雰囲気的な10の御題/"哀"@loca

8) 一筋の紅C


 濡れた髪の水気だけはかろうじてきちんと拭き取って、その間も口づけはやまずに、湿ったタオルは、バスルームを出たところの床に放ったまま、ベッドまでの道筋に脱ぎ散らかされた服を素足で踏みながら、それを気にする余裕も、今はない。
 ベッドに転げ込んで、上掛けの下にすっぽりと隠れて、忍び笑いはしばらく治まらなかった。
 まだ湿った体をぴったりと重ねて、手足を絡めて、ついばむような接吻を繰り返す。小さな笑いが交じって、その間に、弾む息を交わす。
 ぴんと伸びたシーツを、しわだらけにしながら、主には承太郎の重みに喉を反らして、花京院はあえぐ。
 隔てもなく肌を合わせることは、こんなにも暖かな気持ちになることだったかと、まだ恥ずかしさは完全に消せないまま---多分、ずっと消えることはない---、承太郎の熱さに引きずられた形で、次第に心が開いて行った。
 ようやく、間近で見つめ合うのに飽きてしまったというふうに、承太郎が体の位置を少しずらす。

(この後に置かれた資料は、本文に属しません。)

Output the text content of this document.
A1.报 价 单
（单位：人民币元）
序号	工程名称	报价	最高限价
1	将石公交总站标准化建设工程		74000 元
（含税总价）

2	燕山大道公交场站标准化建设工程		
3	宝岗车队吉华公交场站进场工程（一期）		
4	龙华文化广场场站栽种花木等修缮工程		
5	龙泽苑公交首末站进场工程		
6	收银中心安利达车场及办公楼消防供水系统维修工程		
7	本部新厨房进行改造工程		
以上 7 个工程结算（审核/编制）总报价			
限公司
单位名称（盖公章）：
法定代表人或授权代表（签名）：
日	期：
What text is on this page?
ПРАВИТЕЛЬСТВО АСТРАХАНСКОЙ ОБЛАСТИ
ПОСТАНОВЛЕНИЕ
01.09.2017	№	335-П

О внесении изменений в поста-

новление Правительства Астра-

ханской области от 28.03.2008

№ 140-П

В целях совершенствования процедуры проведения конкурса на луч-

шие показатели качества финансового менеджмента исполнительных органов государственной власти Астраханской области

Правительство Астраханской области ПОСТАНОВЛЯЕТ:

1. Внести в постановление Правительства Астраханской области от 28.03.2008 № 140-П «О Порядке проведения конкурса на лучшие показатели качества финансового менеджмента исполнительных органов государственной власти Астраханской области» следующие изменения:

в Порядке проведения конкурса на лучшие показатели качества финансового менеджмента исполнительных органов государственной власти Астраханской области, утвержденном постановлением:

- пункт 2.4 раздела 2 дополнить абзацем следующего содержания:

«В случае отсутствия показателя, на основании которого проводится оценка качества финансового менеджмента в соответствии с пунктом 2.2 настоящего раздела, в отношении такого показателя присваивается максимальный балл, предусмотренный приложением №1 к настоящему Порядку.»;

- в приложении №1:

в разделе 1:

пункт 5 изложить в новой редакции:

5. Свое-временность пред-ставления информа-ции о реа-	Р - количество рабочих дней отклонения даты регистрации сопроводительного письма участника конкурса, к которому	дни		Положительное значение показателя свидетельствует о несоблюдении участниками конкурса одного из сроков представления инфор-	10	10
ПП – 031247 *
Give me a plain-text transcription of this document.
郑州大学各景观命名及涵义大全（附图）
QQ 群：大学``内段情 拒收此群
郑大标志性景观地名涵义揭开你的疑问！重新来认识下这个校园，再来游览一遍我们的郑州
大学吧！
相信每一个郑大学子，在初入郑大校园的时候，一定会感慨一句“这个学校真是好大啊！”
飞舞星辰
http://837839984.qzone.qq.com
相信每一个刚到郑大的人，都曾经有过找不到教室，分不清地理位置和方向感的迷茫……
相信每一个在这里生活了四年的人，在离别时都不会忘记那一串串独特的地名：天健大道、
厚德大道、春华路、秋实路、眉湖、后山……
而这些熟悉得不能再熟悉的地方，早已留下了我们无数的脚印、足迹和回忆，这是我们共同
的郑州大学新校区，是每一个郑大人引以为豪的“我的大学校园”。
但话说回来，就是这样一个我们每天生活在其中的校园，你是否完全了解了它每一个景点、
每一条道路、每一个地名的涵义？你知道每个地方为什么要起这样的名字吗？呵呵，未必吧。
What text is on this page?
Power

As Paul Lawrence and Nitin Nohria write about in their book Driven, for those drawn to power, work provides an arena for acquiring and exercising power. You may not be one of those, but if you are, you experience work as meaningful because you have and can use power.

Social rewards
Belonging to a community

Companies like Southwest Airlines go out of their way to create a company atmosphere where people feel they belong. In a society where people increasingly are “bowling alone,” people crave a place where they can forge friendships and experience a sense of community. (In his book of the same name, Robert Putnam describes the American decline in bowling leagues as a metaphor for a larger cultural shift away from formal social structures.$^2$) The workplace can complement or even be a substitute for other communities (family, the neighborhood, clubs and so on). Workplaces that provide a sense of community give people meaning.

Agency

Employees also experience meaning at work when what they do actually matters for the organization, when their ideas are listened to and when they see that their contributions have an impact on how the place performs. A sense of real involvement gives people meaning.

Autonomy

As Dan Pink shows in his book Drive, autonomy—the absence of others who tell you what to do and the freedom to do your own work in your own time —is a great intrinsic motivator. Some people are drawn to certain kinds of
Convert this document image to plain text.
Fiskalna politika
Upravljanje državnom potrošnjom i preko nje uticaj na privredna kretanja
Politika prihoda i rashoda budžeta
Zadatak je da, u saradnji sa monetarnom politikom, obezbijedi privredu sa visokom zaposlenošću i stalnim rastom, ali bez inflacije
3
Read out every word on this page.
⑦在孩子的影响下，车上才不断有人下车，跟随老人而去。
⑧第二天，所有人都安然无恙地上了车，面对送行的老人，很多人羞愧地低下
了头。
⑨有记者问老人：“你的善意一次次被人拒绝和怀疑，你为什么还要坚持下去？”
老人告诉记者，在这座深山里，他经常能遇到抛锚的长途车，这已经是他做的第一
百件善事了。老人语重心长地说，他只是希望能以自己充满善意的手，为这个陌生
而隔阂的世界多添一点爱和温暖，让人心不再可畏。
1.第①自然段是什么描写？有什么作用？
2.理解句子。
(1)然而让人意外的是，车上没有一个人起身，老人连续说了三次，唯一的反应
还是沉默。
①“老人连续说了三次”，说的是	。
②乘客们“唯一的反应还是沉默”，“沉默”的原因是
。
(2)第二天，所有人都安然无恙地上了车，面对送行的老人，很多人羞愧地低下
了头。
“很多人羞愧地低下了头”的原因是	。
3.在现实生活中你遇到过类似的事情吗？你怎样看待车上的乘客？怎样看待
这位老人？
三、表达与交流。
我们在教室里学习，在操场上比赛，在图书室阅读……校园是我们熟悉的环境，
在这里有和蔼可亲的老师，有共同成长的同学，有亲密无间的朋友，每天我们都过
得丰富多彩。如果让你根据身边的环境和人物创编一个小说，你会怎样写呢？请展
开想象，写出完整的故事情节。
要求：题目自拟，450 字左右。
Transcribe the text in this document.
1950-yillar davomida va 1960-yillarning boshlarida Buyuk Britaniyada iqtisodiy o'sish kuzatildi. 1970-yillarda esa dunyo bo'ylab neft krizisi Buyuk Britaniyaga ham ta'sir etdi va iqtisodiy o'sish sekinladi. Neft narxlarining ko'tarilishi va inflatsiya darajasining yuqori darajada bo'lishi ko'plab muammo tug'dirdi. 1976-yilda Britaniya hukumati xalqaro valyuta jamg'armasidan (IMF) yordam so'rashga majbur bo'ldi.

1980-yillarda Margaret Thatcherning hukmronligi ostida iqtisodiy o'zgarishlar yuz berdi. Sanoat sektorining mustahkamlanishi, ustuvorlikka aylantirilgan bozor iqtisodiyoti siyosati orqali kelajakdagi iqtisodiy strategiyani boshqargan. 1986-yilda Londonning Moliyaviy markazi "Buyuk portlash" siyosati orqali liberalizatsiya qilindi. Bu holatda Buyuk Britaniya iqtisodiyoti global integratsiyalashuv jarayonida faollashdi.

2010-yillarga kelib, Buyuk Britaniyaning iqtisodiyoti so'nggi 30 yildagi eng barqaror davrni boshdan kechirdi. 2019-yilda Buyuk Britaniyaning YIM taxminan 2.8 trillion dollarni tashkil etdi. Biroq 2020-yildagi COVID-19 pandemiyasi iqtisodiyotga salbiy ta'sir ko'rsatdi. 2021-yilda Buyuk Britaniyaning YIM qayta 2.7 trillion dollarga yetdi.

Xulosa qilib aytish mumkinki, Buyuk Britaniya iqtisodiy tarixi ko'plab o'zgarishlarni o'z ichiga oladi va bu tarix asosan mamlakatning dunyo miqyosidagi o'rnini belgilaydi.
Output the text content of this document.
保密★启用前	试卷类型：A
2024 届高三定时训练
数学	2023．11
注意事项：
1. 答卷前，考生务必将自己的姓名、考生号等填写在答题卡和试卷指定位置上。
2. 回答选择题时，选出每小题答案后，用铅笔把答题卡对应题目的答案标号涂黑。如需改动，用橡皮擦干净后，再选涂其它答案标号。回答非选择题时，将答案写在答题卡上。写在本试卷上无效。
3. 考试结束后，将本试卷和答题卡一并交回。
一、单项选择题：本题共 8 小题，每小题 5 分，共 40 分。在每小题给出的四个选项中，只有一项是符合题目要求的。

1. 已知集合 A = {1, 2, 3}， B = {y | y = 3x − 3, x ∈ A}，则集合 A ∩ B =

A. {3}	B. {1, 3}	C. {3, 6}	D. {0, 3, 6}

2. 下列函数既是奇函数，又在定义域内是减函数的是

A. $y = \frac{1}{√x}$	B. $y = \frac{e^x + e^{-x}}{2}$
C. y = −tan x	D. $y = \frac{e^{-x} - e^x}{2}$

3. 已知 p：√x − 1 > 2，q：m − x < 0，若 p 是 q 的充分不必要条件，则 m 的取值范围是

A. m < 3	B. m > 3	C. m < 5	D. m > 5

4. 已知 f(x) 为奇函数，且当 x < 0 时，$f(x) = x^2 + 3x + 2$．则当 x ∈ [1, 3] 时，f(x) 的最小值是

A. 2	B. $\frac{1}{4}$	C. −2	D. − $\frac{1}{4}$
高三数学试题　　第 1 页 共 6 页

 花京院のあごや頬には掌を添わせたまま、承太郎は鎖骨や胸の辺りを通り過ぎて、いきなり腹の傷跡に唇を押し当てた。
 皮膚が薄くなっているように思えるそこは、他のどこよりも敏感に反応を返して、花京院は思わず体を起こしかけた。けれど承太郎の指先が唇を割って、気にするなとでも言いたげに、濡れた唇の裏をなぞってくる。
 考える間もなく、花京院はその指をもっと中へ引き入れて、舌の上へ乗せていた。
 花京院の舌の動きに合わせるように、承太郎は、腹の傷を舐めた。
 縫った跡が始まるところから、隆起の部分をすみずみまで、舌の先でなぞる。そうすれば、走るその傷を剥ぎ取れるというように、あるいは、ただ、いとしさを表すために。
 皮膚は確かに、薄くなっているように思えた。
 濡れた舌がそこに触れるたび、花京院の腹筋が波打つ。声を殺す気配が、口の中にある承太郎の指に伝わる。花京院は、まるでしがみつくように、伸びた承太郎の腕を取って、自分の唇から逃すまいと、時折軽く歯を立てる。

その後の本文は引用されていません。